Recognition
page.SLR1 is used just like page.LL1:
a grammar is represented as an object using a factory method such as page.BNF.from
and wrapped into a new page.SLR1 object to check if the grammar is suitable for LR(1) parsing.
If so, page.SLR1#parse takes input and an optional observer function
and returns true
to request more input, or null
, or the last value from the observer.
Input is represented as a sequence of page.Tuple objects, or a function delivering such a sequence, just as described previously. Therefore, input can be pushed to page.SLR1#parse or pulled by the method as described before.
page.trace creates a suitable observer function and page.SLR1#dump will show the current stack. As an example, here is how the grammar
root: 'a';
root: 'a' 'b';
root: root 'c';
can be used to recognize a
:
// create parser and tokenizer
s = new page.SLR1(page.BNF.from( Grammar.value ));
t = s.tokenizer();
// observe recognition and display the active stack
s.parse(t('a'), page.trace());
The trace is short:
AT TUPLE ACTION RETURN
0 (1) 'a' shift 1 null
Note that a parser based on LR(1) cannot send a message at the start of a rule because it selects the rule at the very moment it is reduced.
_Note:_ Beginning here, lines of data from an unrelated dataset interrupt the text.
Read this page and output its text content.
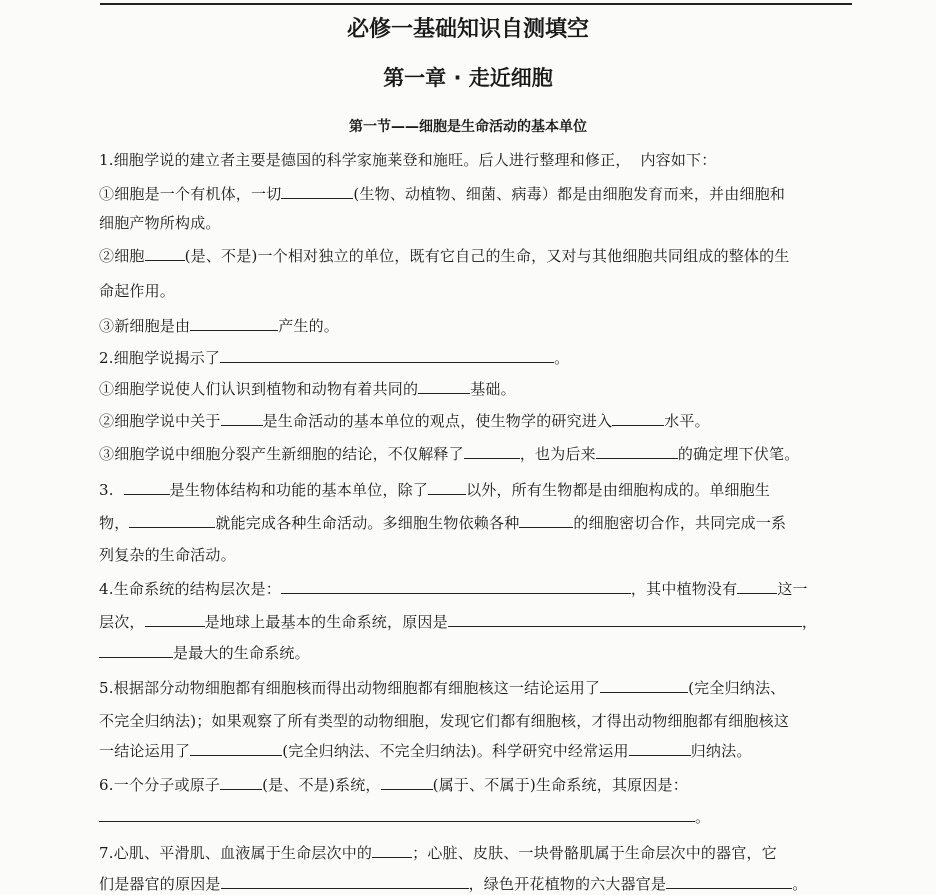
必修一基础知识自测填空
第一章 · 走近细胞
第一节——细胞是生命活动的基本单位
1.细胞学说的建立者主要是德国的科学家施莱登和施旺。后人进行整理和修正，  内容如下：
①细胞是一个有机体，一切	(生物、动植物、细菌、病毒）都是由细胞发育而来，并由细胞和
细胞产物所构成。
②细胞	(是、不是)一个相对独立的单位，既有它自己的生命，又对与其他细胞共同组成的整体的生
命起作用。
③新细胞是由	产生的。
2.细胞学说揭示了	。
①细胞学说使人们认识到植物和动物有着共同的	基础。
②细胞学说中关于	是生命活动的基本单位的观点，使生物学的研究进入	水平。
③细胞学说中细胞分裂产生新细胞的结论，不仅解释了	，也为后来	的确定埋下伏笔。
3.	是生物体结构和功能的基本单位，除了	以外，所有生物都是由细胞构成的。单细胞生
物，	就能完成各种生命活动。多细胞生物依赖各种	的细胞密切合作，共同完成一系
列复杂的生命活动。
4.生命系统的结构层次是：	，其中植物没有	这一
层次，	是地球上最基本的生命系统，原因是	，
是最大的生命系统。
5.根据部分动物细胞都有细胞核而得出动物细胞都有细胞核这一结论运用了	(完全归纳法、
不完全归纳法)；如果观察了所有类型的动物细胞，发现它们都有细胞核，才得出动物细胞都有细胞核这
一结论运用了	(完全归纳法、不完全归纳法)。科学研究中经常运用	归纳法。
6.一个分子或原子	(是、不是)系统，	(属于、不属于)生命系统，其原因是：
。
7.心肌、平滑肌、血液属于生命层次中的	；心脏、皮肤、一块骨骼肌属于生命层次中的器官，它
们是器官的原因是	，绿色开花植物的六大器官是	。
Actually, this explains the names:
LL(1) stands for left-to-right parsing with leftmost derivation and one symbol lookahead, i.e., rules must be selected a priori, top-down.
LR(1) stands for left-to-right parsing with rightmost derivation and one symbol lookahead, i.e., rules are selected as late as possible, only when a configuration is complete, bottom-up.
s.dump()
displays the active stack (and more):
active stack:
0
1
Another push of input with s.parse(t('bcc'))
results in more trace output
1 (2) 'b' shift 3 null
3 (2) 'c' reduce root: 'a' 'b'; null
0 (2) 'c' goto 2 null
2 (2) 'c' shift 4 null
4 (2) 'c' reduce root: root 'c'; null
0 (2) 'c' goto 2 null
2 (2) 'c' shift 4 null
and s.dump()
shows how the stack has changed:
active stack:
0
2
4
Finally, s.parse(null)
concludes parsing and the trace
4 (0) $eof reduce root: root 'c'; null
0 (0) $eof goto 2 null
2 (0) $eof accept null
and returns the result null
.
The trace shows that the parser sends shift
, reduce
, and goto
messages to the observer,
accompanied by target state or rule information,
and finally an accept
message.
The first column of the trace contains the current state number.
Implementation
page.SLR1 owns the state stack so that input can be pushed. On the first call page.SLR1#parse initializes the stack:
if (!('stack' in this))
this.stack = [ { state: 0 } ];
For every call the current state object and input tuple are set up:
var state = this.states[ this.stack[this.stack.length - 1].state ];
var current = null; // current input, none yet available
The parser enters an infinite loop which will be terminated
by a need for another input sequence, an accept
action, or an Error
:
try {
while (true) {
// get an input tuple, if needed
if (!current) next();
// deal with the input
...
}
} catch (outcome) {
// request another input sequence?
if (outcome === true) return true;
// end parsing: remove stack
delete this.stack;
// really bad error?
if (outcome instanceof Error) throw outcome;
return outcome[0]; // from the observer, if any
}
page.SLR1#parse has a few local functions for abstraction.
try
and catch
are used so that, e.g., next()
can transfer input tuples
from an array or from successive function calls, one by one, to current
and throw true
to request another input sequence.
perform()
implements the various actions, communicates with the observer, if any,
and returns true
if current
is consumed.
This function throws an array with the last value
returned by the observer, if any, once accept
is reached.
Finally, recover()
implements error recovery and might throw an Error
if things go really wrong.
Given these functions dealing with input is easy:
// deal with the input
if (current.t != this.bnf.token() // not $error tuple
&& current.t.ord in state.actions) { // anticipated input
if (perform(state.actions[current.t.ord], current))
next(); // consumed
} else
recover();
An $error
tuple represents input which the tokenizer did not understand.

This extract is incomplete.